Friday, December 31, 2004

Counting the Count

The election has been certified for Christine Gregoire. The Rossi team, having pushed hard for the past two months to stop counting votes, now wants to find more votes and count them. Most of the counties are saying "no" to yet another recount, including many counties that went towards Rossi in the first place. Rossi is also pushing a "new vote", which was a possiblity he ignored when he was up by a smaller margin. And Rossi also wants to check out and make sure all our servicemen's and -women's votes were counted, somthing he was silent on when he was ahead. This last one may have legs, but some Republicans are steamed that the Rossi team only embraced counting every vote when it became clear it could not suppress enough votes to win.

I don't think that Rossi can afford to stop fighting, though not because he wants to be Governor. At the end of next month the state GOP is meeting down in Tukwilla. Party chairman Chris Vance, a man who is always there for the Seattle Times with a quick quote about how Democrats are evil, serves at the pleasure of the state's leading Republican. Currently that is still Rossi. Vance pushed the slightly-right Rossi, supressing the hard right in the primaries (to the point of refusing to allow other candidates to speak out against Rossi), and Rossi in turn supports Vance. The hard-core is not pleased at all with Vance and Rossi and feel that they had betrayed a lot of their core values in the run, and, more importantly, then lost anyway (Vance also pushed George Nethercutt in front of the speeding truck that was Patty Murray). But so as long as Rossi is a viable candidate, Vance keeps his job.

Coming from the left, I sympathize with the "Reagan Republicans" in the state.

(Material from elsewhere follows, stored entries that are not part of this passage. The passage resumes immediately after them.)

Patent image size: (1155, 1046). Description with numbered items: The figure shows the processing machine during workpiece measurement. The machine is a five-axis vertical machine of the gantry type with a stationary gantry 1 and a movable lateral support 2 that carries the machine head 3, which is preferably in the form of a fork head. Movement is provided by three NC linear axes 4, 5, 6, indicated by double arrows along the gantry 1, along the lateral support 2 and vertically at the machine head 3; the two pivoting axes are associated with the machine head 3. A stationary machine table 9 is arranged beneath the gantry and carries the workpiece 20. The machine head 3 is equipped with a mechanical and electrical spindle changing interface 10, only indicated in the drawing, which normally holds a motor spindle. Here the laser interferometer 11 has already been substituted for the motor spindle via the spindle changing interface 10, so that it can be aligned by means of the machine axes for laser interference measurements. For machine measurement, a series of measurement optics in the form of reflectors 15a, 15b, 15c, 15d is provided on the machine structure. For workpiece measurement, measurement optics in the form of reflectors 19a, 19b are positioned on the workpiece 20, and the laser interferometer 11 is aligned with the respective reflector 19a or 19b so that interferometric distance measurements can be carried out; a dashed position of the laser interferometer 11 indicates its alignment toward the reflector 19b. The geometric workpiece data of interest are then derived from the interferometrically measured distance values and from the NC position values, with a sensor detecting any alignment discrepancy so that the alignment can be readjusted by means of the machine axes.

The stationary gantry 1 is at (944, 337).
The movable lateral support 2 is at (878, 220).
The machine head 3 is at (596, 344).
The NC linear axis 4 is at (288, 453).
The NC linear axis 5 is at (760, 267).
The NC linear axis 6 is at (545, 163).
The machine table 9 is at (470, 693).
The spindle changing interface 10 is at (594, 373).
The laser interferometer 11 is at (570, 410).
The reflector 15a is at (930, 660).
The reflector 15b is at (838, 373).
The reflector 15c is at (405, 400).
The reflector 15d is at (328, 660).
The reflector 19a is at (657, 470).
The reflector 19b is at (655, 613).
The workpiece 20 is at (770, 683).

Their adventures within their party match my own on the local level where I walked into the caucus and confronted a gaggle of hard-core Kerry supporters. Dean was dangerous, was their mantra. Kerry was electable. Sure, he's not as lib as you would want, but he's electable. They kept coming back to that. Electable.

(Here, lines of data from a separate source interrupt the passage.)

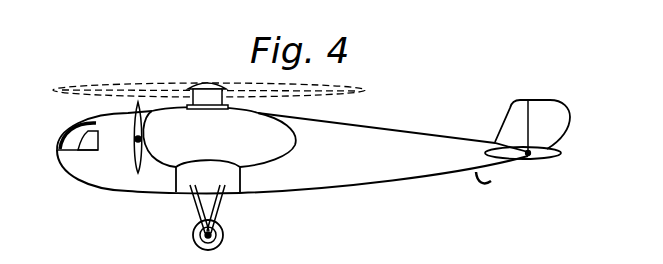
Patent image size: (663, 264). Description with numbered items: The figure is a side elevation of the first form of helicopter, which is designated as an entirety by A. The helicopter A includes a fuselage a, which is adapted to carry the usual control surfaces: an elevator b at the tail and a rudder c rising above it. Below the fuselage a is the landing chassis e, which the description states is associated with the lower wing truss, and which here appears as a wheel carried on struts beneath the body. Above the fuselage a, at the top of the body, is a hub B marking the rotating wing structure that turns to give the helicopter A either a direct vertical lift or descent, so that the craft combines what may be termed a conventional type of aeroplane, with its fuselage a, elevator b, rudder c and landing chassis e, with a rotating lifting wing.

The helicopter A is at (176, 160).
The rotor hub B is at (205, 82).
The fuselage a is at (384, 160).
The elevator b is at (531, 160).
The rudder c is at (570, 114).
The landing chassis e is at (211, 217).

Of course he wasn't elected. Neither was Rossi. And I am sure the core state GOP is thinking that if they had only stuck to their guns, they would have walked away with this in better shape. And they might have - Gregoire performed much weaker than expected in the state.

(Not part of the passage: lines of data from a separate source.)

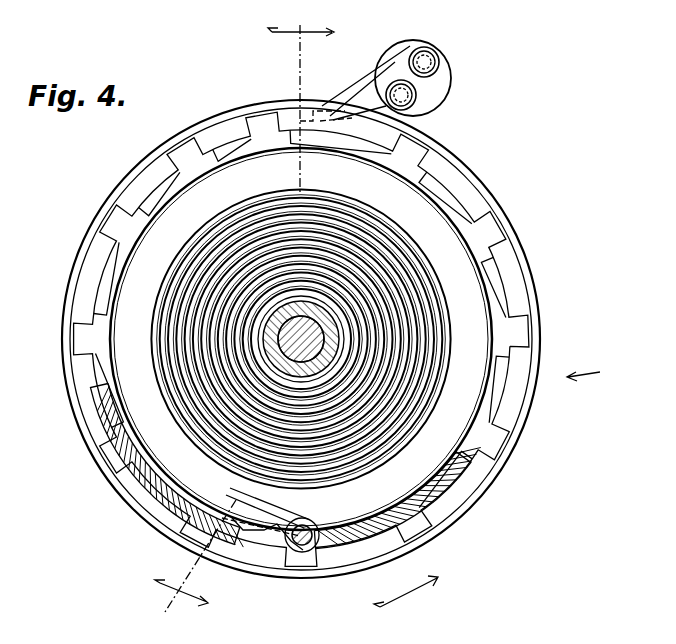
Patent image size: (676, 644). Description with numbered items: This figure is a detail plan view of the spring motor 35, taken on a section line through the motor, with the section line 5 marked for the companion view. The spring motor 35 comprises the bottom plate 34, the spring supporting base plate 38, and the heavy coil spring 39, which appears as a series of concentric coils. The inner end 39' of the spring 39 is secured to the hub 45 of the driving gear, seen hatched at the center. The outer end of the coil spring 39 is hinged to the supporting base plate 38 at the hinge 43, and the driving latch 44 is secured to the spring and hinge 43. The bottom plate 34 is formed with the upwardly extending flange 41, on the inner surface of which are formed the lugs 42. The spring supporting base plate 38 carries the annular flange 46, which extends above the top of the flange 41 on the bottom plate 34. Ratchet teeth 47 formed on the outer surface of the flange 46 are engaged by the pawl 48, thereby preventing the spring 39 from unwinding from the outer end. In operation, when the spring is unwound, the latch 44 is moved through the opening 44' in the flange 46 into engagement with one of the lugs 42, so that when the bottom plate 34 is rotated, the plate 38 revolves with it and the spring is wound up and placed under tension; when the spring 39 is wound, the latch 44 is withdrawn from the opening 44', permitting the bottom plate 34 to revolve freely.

The section line 5- 5 is at (244, 313).
The bottom plate 34 is at (458, 498).
The spring motor 35 is at (595, 377).
The spring supporting base plate 38 is at (310, 338).
The heavy coil spring 39 is at (342, 339).
The inner end of the spring 39' is at (364, 319).
The upwardly extending flange 41 is at (524, 420).
The lugs 42 is at (106, 223).
The hinge 43 is at (313, 528).
The driving latch 44 is at (267, 564).
The opening 44' is at (261, 565).
The hub 45 is at (330, 352).
The annular flange 46 is at (118, 281).
The ratchet teeth 47 is at (290, 122).
The pawl 48 is at (337, 108).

As for Gregoire, I can't see the election having a greater effect on her policies - her democratic predecessor was heavily pro-big business, and she shows little intention to overturn his work. I think she will be more responsive to consumer and environmental issues, but I don't think its a leadpipe cinch for these advocates, only an opening of the door. And looking at the budget (Washington State is not allowed to go into massive debt like the national gvt.), she has some hard choices ahead of her.

Meanwhile, Rossi, Vance and company are going to continue the dance, despite what members of their own party say. And they are dancing because once they stop, the show's over.